Chapter 2: Callbacks
In Chapter 1, we explored the terminology and concepts around asynchronous programming in JavaScript. Our focus is on understanding the single-threaded (one-at-a-time) event loop queue that drives all “events” (async function invocations). We also explored various ways that concurrency patterns explain the relationships (if any!) between simultaneously running chains of events, or “processes” (tasks, function calls, etc.).
All our examples in Chapter 1 used the function as the individual, indivisible unit of operations, whereby inside the function, statements run in predictable order (above the compiler level!), but at the function-ordering level, events (aka async function invocations) can happen in a variety of orders.
In all these cases, the function is acting as a “callback,” because it serves as the target for the event loop to “call back into” the program, whenever that item in the queue is processed.
As you no doubt have observed, callbacks are by far the most common way that asynchrony in JS programs is expressed and managed. Indeed, the callback is the most fundamental async pattern in the language.
Countless JS programs, even very sophisticated and complex ones, have been written upon no other async foundation than the callback (with of course the concurrency interaction patterns we explored in Chapter 1). The callback function is the async work horse for JavaScript, and it does its job respectably.

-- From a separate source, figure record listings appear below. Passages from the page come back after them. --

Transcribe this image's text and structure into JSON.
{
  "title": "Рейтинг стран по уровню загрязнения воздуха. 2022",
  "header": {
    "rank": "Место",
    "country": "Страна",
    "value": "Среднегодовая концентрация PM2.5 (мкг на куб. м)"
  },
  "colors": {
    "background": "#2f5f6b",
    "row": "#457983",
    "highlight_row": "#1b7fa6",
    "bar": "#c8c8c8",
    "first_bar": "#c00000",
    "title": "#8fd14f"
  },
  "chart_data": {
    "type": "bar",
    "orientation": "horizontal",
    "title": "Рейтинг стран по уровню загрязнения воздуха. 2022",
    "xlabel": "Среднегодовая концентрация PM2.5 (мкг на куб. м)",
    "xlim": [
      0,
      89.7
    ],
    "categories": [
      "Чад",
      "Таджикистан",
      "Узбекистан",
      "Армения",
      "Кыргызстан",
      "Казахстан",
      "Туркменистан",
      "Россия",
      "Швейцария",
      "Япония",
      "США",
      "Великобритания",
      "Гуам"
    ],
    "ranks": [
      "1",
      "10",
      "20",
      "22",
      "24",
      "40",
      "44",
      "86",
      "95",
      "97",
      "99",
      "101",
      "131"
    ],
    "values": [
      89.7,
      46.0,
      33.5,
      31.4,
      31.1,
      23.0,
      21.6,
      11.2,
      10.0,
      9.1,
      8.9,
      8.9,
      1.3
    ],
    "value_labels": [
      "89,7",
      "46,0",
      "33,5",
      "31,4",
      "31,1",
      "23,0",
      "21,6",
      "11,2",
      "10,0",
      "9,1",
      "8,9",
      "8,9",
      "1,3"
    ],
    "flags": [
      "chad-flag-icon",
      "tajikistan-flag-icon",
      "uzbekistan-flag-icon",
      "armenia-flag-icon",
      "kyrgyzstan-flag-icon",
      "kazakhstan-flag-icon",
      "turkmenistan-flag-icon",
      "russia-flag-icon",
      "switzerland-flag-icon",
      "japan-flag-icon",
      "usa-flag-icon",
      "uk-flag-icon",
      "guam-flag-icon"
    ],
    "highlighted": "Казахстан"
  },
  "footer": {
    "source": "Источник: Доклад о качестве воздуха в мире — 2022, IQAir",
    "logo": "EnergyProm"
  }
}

Except… callbacks are not without their shortcomings. Many developers are excited by the promise (pun intended!) of better async patterns. But it’s impossible to effectively use any abstraction if you don’t understand what it’s abstracting, and why.
In this chapter, we will explore a couple of those in depth, as motivation for why more sophisticated async patterns (explored in subsequent chapters of this book) are necessary and desired.